Publie le mardi 4 octobre 2005 par Open-Publishing

Lire également première partie

de Laiguillon

Comportements sociaux

Il y a quasi absence de la nuit et la lumière dans la désignation des saisons et des mois et insiste plutôt sur l’évocation des cycles naturels et sociaux. - Guy Bordin : page 98 -

Par l’intégration de son propre rythme dans celui du milieu naturel, l’inuit ne ressent son environnement que par des cycles plus profonds que seul celui des apparences ou des conditions extérieures.

Les jeunes hommes partaient à pied chasser le caribou (animal indispensable pour les vêtements). Les hommes plus agés restaient sur le littoral et continuaient à chasser le gibier marin. Cette répartition impliquait un partage équitable des produits obtenus.
Vladimir Randa : page 107 -

Partager les rôles pour que chacun trouve sa place.

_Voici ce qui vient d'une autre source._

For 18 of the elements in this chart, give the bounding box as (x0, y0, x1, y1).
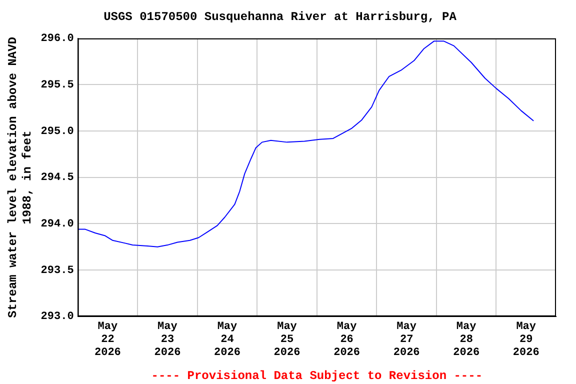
y-tick-label: 295.0 (40, 126, 74, 138)
x-tick-label: May 26 2026 (334, 320, 360, 360)
y-tick-label: 293.5 (40, 264, 74, 277)
y-tick-label: 295.5 (40, 80, 74, 92)
x-tick-label: May 22 2026 (94, 320, 121, 360)
chart-title: USGS 01570500 Susquehanna River at Harrisburg, PA (104, 10, 458, 24)
x-tick-label: May 23 2026 (154, 320, 181, 360)
y-tick-label: 293.0 (40, 311, 74, 324)
text: ---- Provisional Data Subject to Revision ---- (151, 369, 483, 384)
x-tick-label: May 24 2026 (214, 320, 240, 360)
y-tick-label: 294.0 (40, 218, 74, 230)
x-tick-label: May 27 2026 (393, 320, 420, 360)
y-tick-label: 294.5 (40, 172, 74, 184)
x-tick-label: May 25 2026 (274, 320, 300, 360)
y-tick-label: 296.0 (40, 33, 74, 46)
x-tick-label: May 29 2026 (512, 320, 540, 360)
x-tick-label: May 28 2026 (453, 320, 480, 360)
y-axis-title: Stream water level elevation above NAVD 1988, in feet (6, 36, 35, 318)
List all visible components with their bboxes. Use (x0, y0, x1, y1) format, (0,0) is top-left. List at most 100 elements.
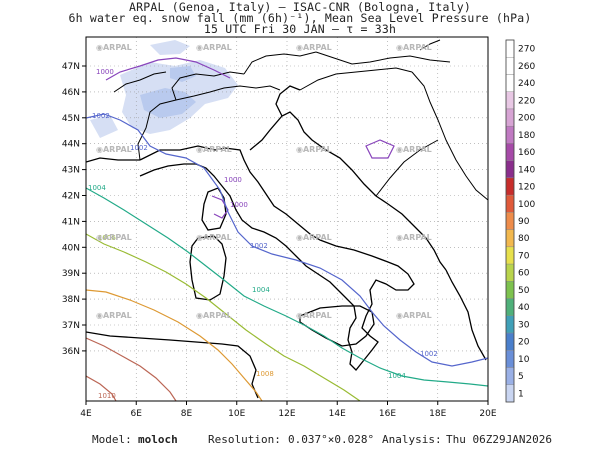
lon-label: 4E (80, 409, 92, 419)
isobar-label: 1002 (250, 242, 268, 250)
lat-label: 44N (62, 140, 80, 150)
colorbar-swatch (505, 350, 515, 368)
isobar-1000-south (211, 195, 229, 219)
latitude-labels: 47N 46N 45N 44N 43N 42N 41N 40N 39N 38N 37N 36N (62, 62, 86, 357)
lat-label: 36N (62, 347, 80, 357)
isobar-1000-east (365, 139, 395, 159)
analysis-value: Thu 06Z29JAN2026 (446, 433, 552, 446)
chart-title-line-3: 15 UTC Fri 30 JAN — τ = 33h (203, 22, 397, 36)
arpal-watermark: ◉ARPAL (396, 311, 432, 320)
isobar-1004 (86, 187, 488, 387)
chart-title-line-2: 6h water eq. snow fall (mm (6h)⁻¹), Mean… (68, 11, 532, 25)
colorbar-label: 160 (518, 148, 535, 158)
lon-label: 6E (131, 409, 143, 419)
isobar-label: 1002 (92, 112, 110, 120)
colorbar-swatch (505, 74, 515, 92)
arpal-watermarks: ◉ARPAL ◉ARPAL ◉ARPAL ◉ARPAL ◉ARPAL ◉ARPAL ◉ARP… (96, 43, 432, 320)
model-value: moloch (138, 433, 178, 446)
lat-label: 43N (62, 166, 80, 176)
colorbar-swatch (505, 125, 515, 144)
analysis-label: Analysis: (382, 433, 442, 446)
arpal-watermark: ◉ARPAL (196, 233, 232, 242)
isobar-label: 1002 (420, 350, 438, 358)
colorbar-swatch (505, 246, 515, 265)
resolution-value: 0.037°×0.028° (288, 433, 375, 446)
colorbar-label: 40 (518, 303, 530, 313)
arpal-watermark: ◉ARPAL (96, 233, 132, 242)
colorbar-label: 30 (518, 320, 530, 330)
lat-label: 37N (62, 321, 80, 331)
arpal-watermark: ◉ARPAL (196, 43, 232, 52)
lat-label: 40N (62, 243, 80, 253)
colorbar-swatch (505, 194, 515, 213)
isobar-label: 1010 (98, 392, 116, 400)
colorbar-swatch (505, 108, 515, 127)
lon-label: 8E (181, 409, 193, 419)
snow-area (90, 115, 118, 138)
colorbar-swatch (505, 229, 515, 248)
isobar-label: 1004 (252, 286, 270, 294)
colorbar-label: 20 (518, 338, 530, 348)
arpal-watermark: ◉ARPAL (396, 145, 432, 154)
colorbar-swatch (505, 315, 515, 334)
colorbar-label: 5 (518, 372, 524, 382)
colorbar-label: 200 (518, 114, 535, 124)
colorbar-swatch (505, 177, 515, 196)
arpal-watermark: ◉ARPAL (296, 311, 332, 320)
longitude-labels: 4E 6E 8E 10E 12E 14E 16E 18E 20E (80, 401, 497, 419)
colorbar-swatch (505, 143, 515, 161)
colorbar-swatch (505, 263, 515, 282)
lat-label: 38N (62, 295, 80, 305)
isobar-1008 (86, 289, 263, 401)
colorbar-swatch (505, 367, 515, 385)
colorbar-label: 180 (518, 131, 535, 141)
isobar-1010 (86, 337, 177, 401)
colorbar-label: 10 (518, 355, 530, 365)
colorbar-swatch (505, 39, 515, 58)
colorbar-label: 270 (518, 45, 535, 55)
arpal-watermark: ◉ARPAL (196, 311, 232, 320)
snow-area (150, 40, 190, 55)
colorbar: 2702602402202001801601401201009080706050… (505, 39, 535, 403)
isobar-1000 (105, 57, 231, 81)
map-area: 1000 1002 1002 1000 1000 1002 1002 1004 … (86, 37, 488, 401)
isobar-label: 1000 (224, 176, 242, 184)
lat-label: 42N (62, 192, 80, 202)
isobar-label: 1000 (230, 201, 248, 209)
lon-label: 10E (228, 409, 245, 419)
isobar-1002 (86, 113, 488, 367)
colorbar-label: 140 (518, 165, 535, 175)
lat-label: 45N (62, 114, 80, 124)
arpal-watermark: ◉ARPAL (96, 311, 132, 320)
lon-label: 16E (379, 409, 396, 419)
isobar-label: 1006 (98, 234, 116, 242)
lon-label: 12E (278, 409, 295, 419)
arpal-watermark: ◉ARPAL (96, 43, 132, 52)
colorbar-label: 220 (518, 96, 535, 106)
arpal-watermark: ◉ARPAL (296, 233, 332, 242)
colorbar-swatch (505, 281, 515, 299)
colorbar-swatch (505, 57, 515, 75)
colorbar-swatch (505, 332, 515, 351)
colorbar-swatch (505, 91, 515, 110)
colorbar-label: 260 (518, 62, 535, 72)
colorbar-swatch (505, 212, 515, 230)
colorbar-label: 50 (518, 286, 530, 296)
chart-title-line-1: ARPAL (Genoa, Italy) — ISAC-CNR (Bologna… (129, 0, 471, 14)
borders (113, 39, 488, 201)
colorbar-label: 80 (518, 234, 530, 244)
colorbar-swatch (505, 384, 515, 403)
isobar-label: 1008 (256, 370, 274, 378)
arpal-watermark: ◉ARPAL (96, 145, 132, 154)
arpal-watermark: ◉ARPAL (396, 233, 432, 242)
colorbar-label: 100 (518, 200, 535, 210)
lat-label: 39N (62, 269, 80, 279)
colorbar-label: 120 (518, 183, 535, 193)
arpal-watermark: ◉ARPAL (196, 145, 232, 154)
colorbar-label: 240 (518, 79, 535, 89)
isobar-label: 1000 (96, 68, 114, 76)
resolution-label: Resolution: (208, 433, 281, 446)
colorbar-frame (505, 39, 515, 403)
arpal-watermark: ◉ARPAL (396, 43, 432, 52)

L’attitude des Inuit à l’égard des animaux est avant tout pragmatique, dictée par la nécessité. Fondamentalement, la question de la légitimité de la prédation humaine ne se pose pas dans la mesure où celle-ci découle pour ainsi dire des faits. Le raisonnement des Inuit va plus loin : pour prospérer, les animaux ont besoin d’être chassés. Humains et animaux ne sont donc pas perçus dans un rapport antagoniste mais une relation réciproquement bénéfique. - Vladimir Randa : page 111 -

S’il est légitime de tuer pour pourvoir à ses besoins, il est prohibé de tuer plus qu’on ne peut consommer, transporter, conserver ou stocker. En principe, toutes les parties consommables de la carcasse doivent être prélevées, de même que la peau. On ne doit en aucun cas infliger des souffances physiques inutiles ou des blessures morales, par exemple la moquerie, même en ce qui concerne les animaux aussi insignifiants que les insectes. C’est le message délivré aux enfants dés leur plus jeune âge, notamment par les femmes. - Vladimir Randa : page 112 -

Gaspillage de la vie et des ressources rigoureusement impensables mais les considérations morales qui s’y ajoutent indiquent une conscience de la vie globale et pas seulement un réflexe instinctif.

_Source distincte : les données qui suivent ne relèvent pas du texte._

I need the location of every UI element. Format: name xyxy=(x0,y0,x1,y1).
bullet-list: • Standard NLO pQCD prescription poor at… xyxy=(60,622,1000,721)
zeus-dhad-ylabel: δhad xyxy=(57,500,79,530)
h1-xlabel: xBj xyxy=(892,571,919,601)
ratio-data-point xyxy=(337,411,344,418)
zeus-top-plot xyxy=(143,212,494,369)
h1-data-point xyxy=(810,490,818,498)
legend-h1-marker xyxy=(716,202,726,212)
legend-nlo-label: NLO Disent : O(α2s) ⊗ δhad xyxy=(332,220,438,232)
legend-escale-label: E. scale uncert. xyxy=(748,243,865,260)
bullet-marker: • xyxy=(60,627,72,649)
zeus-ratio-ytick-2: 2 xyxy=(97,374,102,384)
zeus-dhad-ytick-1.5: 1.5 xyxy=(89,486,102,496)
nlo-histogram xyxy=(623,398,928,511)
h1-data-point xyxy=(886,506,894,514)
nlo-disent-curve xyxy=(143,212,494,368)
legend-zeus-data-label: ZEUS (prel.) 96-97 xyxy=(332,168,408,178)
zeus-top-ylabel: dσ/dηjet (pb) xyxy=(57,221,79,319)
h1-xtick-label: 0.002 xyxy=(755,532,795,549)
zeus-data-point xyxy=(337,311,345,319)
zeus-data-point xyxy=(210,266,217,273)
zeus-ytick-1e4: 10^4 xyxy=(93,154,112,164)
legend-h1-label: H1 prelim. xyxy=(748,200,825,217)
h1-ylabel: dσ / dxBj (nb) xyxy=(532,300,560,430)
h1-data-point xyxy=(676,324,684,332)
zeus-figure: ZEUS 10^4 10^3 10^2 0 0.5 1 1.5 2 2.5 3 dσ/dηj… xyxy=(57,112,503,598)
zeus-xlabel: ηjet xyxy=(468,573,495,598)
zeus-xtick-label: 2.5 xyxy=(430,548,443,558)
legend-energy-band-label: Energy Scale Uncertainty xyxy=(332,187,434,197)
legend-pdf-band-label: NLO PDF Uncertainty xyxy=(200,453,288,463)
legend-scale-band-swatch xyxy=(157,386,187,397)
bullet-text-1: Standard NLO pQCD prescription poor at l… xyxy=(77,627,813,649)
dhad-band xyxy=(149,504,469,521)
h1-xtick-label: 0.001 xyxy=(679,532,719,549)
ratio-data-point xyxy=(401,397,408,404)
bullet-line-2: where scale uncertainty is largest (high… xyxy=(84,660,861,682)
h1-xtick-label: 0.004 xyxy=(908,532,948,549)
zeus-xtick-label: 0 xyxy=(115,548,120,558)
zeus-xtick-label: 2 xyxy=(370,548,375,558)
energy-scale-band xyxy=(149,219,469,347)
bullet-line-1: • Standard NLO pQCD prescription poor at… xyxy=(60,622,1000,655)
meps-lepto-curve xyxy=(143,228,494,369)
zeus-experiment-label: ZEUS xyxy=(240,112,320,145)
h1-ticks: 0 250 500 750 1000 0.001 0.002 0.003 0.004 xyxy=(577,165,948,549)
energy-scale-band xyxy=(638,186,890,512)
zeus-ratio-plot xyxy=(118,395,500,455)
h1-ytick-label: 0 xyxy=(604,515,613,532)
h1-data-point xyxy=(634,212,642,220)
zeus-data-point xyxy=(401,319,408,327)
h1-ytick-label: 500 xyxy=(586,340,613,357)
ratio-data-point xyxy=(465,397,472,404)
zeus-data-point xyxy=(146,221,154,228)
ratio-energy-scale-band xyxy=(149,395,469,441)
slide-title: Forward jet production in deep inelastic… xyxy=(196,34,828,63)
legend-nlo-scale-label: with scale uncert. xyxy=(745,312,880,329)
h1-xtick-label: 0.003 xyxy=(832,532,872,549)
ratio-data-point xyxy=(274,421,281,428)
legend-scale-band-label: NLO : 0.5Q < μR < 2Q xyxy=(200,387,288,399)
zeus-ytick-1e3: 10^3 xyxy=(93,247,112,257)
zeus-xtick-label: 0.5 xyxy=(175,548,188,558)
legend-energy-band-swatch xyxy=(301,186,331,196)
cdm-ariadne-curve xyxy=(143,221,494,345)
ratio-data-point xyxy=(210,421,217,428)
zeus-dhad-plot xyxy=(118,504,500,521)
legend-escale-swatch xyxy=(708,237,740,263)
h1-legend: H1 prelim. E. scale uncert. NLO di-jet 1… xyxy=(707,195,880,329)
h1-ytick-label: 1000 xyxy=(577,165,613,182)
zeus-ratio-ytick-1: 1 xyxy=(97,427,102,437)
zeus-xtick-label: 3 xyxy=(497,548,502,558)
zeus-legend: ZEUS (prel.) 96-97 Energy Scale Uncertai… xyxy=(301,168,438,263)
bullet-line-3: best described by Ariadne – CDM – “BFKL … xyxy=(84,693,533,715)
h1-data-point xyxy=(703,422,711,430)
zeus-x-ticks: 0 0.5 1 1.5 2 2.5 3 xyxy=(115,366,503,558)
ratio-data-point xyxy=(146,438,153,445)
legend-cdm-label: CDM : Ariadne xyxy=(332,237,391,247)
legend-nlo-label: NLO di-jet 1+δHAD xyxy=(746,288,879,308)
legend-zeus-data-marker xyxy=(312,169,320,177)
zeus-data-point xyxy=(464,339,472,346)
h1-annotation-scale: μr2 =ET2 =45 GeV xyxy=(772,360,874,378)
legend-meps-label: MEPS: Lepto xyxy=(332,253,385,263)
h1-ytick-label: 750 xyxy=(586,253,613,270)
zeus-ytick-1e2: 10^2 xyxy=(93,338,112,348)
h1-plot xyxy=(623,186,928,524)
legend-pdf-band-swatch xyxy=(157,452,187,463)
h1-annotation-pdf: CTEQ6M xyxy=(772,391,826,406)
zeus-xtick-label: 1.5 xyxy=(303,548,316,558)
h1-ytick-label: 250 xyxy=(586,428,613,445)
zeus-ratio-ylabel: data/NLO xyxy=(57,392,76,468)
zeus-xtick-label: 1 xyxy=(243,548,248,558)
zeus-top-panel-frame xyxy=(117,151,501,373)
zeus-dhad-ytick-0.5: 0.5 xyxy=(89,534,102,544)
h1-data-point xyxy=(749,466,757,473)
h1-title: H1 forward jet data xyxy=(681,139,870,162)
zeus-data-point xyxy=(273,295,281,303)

La couture est un repère structurant pour les individus et la jeune fille commence très tôt ses premiers travaux. La première paire de kamiik (bottes) sera souvent offerte à ses grands-parents ou à la sage-femme qui a présidé à sa naissance, comme preuve de son attachement à la tradition et à son respect des règles de partage. - Cécile Herrmann : page 127 -

Au programme des premiers cours d’éducation : le don ...

Comme l’animal s’est offert et pour assurer son retour, on prendra soin de lui en distribuant généreusement sa chair et la couturière confectionnera des vêtements un utilisant les pièces de sa peau selon leurs dispositions originales. La peau des pattes sera utilisée pour les bottes et les moufles, celle de la tête deviendra un capuchon, la fourrure du garot et de l’échine couvrira les épaules et le dos celle de la croupe sera transformée en pantalons. Cet assemblage identificatoire reproduit à sa manière l’harmonie de l’univers. - Vladimir Randa : page 128 -

On ne prend pas la vie de l’animal mais il l’offre. Non seulement celui-ci participe à l’harmonie mais de ce don découle le respect du bénéficiaire. Pas de domination ou de rapport de force, mais un échange.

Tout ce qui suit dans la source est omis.